Merz rückt nun im dritten Anlauf an die Spitze der CDU und wird ihr zehnter Vorsitzender seit Konrad Adenauer. Merkel hatte das Amt Ende 2018 aufgegeben, um neue Zeiten einzuleiten. Merz unterlag zunächst Annegret Kramp-Karrenbauer und dann Laschet, der erst seit Januar 2021 im Amt ist. Er hatte nach der verlorenen Bundestagswahl im September seinen Rückzug ankündigt. Nach der Entscheidung der Mitglieder rief Merz die Partei zu einem „guten Miteinander“ auf. „Wir sind nicht für uns selbst da, sondern wir haben einen Auftrag“, sagte er mit Verweis auf die neue Oppositionsrolle im Bundestag. Die CDU sei eine lebendige Partei, die mitwirken wolle und die als Volkspartei Deutschlands im 21. Jahrhundert ihren Platz haben werde.
Mann der Wirtschaft
Mit Merz steht künftig ein Mann an der Spitze der CDU, der stärker polarisiert als moderiert. Er stammt aus dem Wirtschaftsflügel der Partei. Im Jahr 2000 wurde er Fraktionschef der CDU/CSU im Bundestag. 2002 verdrängte ihn Merkel als frisch gebackene Parteichefin von diesem Posten. Aus dem Adenauer-Haus allein führt kein Weg an die Macht.
Der heute 66-jährige Jurist verließ 2009 die Politik und suchte berufliche Erfüllung in der Wirtschaft. Er fand sie als Anwalt und in diversen einflussreichen Aufsichtsratsmandaten. Den Kontakt in die Union hat er stets gehalten. Seit Juni 2019 stand er als Vizepräsident an der Spitze der parteinahen Unternehmervereinigung „Wirtschaftsrat der CDU“. Ein Bundestagsmandat hat er erst wieder seit dieser Legislaturperiode. In seinem früheren Wahlkreis Hochsauerland gewann er das Direktmandat.

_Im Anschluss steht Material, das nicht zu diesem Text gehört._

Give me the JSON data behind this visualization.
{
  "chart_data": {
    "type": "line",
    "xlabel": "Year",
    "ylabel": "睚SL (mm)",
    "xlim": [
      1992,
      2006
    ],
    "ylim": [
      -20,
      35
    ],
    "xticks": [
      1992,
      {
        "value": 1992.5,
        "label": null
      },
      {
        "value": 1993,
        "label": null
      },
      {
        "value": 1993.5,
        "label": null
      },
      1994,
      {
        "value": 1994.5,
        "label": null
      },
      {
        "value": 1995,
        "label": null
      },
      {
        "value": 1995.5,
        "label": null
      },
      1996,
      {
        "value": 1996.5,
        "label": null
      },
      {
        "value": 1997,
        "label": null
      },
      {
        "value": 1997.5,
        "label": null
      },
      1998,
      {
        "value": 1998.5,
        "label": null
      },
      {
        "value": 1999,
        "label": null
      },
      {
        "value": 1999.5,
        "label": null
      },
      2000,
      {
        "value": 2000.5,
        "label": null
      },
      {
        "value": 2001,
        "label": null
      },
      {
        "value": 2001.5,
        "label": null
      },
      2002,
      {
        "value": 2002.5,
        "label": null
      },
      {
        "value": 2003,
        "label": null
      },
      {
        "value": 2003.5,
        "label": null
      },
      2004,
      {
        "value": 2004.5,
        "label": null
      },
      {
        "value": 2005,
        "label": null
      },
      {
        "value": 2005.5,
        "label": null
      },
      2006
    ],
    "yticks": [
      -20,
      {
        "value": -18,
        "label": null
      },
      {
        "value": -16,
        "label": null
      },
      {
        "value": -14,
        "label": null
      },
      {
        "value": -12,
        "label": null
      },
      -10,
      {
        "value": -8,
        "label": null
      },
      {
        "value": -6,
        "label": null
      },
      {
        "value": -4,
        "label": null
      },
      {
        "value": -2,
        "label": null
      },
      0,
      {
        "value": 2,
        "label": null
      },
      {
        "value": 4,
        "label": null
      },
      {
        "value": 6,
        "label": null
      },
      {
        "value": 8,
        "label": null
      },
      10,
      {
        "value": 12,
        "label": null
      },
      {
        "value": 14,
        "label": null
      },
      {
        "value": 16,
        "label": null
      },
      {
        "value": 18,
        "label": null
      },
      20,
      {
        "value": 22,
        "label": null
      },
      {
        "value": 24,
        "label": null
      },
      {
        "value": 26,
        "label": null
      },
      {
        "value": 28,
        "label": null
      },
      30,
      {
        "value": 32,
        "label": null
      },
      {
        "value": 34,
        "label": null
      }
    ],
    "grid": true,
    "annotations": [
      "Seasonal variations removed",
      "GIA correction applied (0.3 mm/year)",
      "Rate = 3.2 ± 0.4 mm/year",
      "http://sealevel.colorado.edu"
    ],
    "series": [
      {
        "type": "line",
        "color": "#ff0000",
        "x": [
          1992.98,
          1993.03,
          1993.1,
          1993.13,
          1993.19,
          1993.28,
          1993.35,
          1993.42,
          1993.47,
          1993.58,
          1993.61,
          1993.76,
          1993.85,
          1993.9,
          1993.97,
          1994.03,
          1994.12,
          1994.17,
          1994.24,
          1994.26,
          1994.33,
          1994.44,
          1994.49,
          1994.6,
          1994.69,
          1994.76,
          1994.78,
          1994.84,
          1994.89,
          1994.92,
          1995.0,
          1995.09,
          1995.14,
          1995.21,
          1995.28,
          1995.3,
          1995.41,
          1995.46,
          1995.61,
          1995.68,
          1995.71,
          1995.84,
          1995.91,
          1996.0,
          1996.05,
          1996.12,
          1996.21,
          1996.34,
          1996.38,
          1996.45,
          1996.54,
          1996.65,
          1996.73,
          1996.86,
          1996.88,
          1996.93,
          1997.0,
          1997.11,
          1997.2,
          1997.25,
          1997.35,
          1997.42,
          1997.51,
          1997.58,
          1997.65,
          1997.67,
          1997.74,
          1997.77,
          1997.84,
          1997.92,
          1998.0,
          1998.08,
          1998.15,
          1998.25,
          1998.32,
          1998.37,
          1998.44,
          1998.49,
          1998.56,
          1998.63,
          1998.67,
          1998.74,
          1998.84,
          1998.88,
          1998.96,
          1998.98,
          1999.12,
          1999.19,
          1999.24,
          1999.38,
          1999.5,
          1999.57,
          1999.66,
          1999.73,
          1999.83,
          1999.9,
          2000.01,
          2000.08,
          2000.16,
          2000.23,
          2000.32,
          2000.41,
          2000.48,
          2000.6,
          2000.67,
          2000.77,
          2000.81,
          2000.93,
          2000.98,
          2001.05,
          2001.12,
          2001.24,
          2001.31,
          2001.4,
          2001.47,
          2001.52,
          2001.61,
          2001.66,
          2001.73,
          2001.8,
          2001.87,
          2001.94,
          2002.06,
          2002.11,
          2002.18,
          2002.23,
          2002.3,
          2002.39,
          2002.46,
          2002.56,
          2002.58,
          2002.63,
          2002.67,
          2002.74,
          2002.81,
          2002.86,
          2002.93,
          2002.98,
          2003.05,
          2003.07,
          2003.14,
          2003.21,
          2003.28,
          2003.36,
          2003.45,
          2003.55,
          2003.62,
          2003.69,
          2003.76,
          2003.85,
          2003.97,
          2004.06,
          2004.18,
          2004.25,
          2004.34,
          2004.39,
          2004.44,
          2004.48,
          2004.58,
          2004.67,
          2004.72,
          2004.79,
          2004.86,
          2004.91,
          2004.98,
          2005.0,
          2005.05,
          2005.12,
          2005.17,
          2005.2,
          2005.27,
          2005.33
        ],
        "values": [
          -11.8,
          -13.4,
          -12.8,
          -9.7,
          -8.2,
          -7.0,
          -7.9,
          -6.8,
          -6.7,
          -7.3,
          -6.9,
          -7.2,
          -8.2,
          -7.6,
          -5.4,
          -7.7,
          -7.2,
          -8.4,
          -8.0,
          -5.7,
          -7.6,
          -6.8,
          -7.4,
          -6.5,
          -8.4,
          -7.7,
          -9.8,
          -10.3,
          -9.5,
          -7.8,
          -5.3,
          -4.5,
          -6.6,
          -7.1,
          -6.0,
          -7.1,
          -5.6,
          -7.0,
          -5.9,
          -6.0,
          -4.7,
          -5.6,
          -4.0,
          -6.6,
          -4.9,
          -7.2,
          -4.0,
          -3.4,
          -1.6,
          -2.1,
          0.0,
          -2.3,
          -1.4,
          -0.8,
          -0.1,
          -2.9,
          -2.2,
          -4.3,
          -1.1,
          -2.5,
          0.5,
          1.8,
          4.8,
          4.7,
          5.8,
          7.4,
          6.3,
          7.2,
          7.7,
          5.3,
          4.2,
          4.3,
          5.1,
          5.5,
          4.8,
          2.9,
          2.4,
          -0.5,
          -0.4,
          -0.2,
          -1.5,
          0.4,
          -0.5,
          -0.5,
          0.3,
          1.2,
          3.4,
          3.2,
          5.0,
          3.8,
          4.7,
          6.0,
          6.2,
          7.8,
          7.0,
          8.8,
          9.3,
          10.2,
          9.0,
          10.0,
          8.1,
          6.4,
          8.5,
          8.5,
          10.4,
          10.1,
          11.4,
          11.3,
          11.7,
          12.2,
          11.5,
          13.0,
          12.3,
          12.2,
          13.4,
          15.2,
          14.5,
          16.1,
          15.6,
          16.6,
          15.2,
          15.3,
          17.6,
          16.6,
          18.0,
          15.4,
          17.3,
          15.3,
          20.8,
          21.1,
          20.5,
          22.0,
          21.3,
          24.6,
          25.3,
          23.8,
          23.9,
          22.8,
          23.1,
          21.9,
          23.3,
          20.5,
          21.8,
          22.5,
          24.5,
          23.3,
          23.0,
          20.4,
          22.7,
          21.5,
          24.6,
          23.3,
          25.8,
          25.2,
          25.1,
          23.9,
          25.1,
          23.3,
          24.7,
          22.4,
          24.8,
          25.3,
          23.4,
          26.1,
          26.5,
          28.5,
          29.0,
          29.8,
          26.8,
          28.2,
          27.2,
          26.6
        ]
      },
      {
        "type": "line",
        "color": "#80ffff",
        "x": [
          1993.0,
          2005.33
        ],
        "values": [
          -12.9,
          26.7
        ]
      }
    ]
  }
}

Merz war für den Parteivorsitz im Team mit Mario Czaja (46) als Generalsekretär und Christina Stumpp (34) als dessen Vize angetreten. Mit Czaja, dem früheren Berliner Gesundheitssenator, deckt Merz den Osten ab und gewinnt einen kampagnenfähigen Mitstreiter. Czaja hatte der Linken Petra Pau das viele Jahre verteidigte Direktmandat in der Berliner Plattenbauhochburg Marzahn abgenommen. Zugleich gehört Czaja seit diesem Jahr zum Sozialflügel CDA. Eine Volkspartei lässt sich nicht allein mit einem scharfen wirtschaftspolitischen Profil zusammenhalten. Stumpp stammt aus Backnang. Die junge Mutter soll Vorbehalte der Frauen gegen den konservativen Merz aus dem Weg räumen.
Die Frage der Kanzlerkandidatur lässt Merz offen. Der Parteivorstand werde für zwei Jahre gewählt. Die Tage von Ralph Brinkhaus, der Fraktionschef der CDU/CSU im Bundestag bleiben will, könnten indessen gezählt sein. Merz dürfte von Merkel gelernt haben. Bei einem Machtkampf ist allerdings Fingerspitzengefühl in der desolaten Lage der Partei gefragt. Brinkhaus ist bis Ende April 2022 gewählt. Da steckt die CDU mitten im Wahlkampf in drei Bundesländern, wo sie den Ministerpräsidenten weiterhin stellen will: Saarland, Schleswig-Holstein und Nordrhein-Westfalen. Zwietracht in der Partei, das hat die Erfahrung gelehrt, ist kein Stimmenfänger.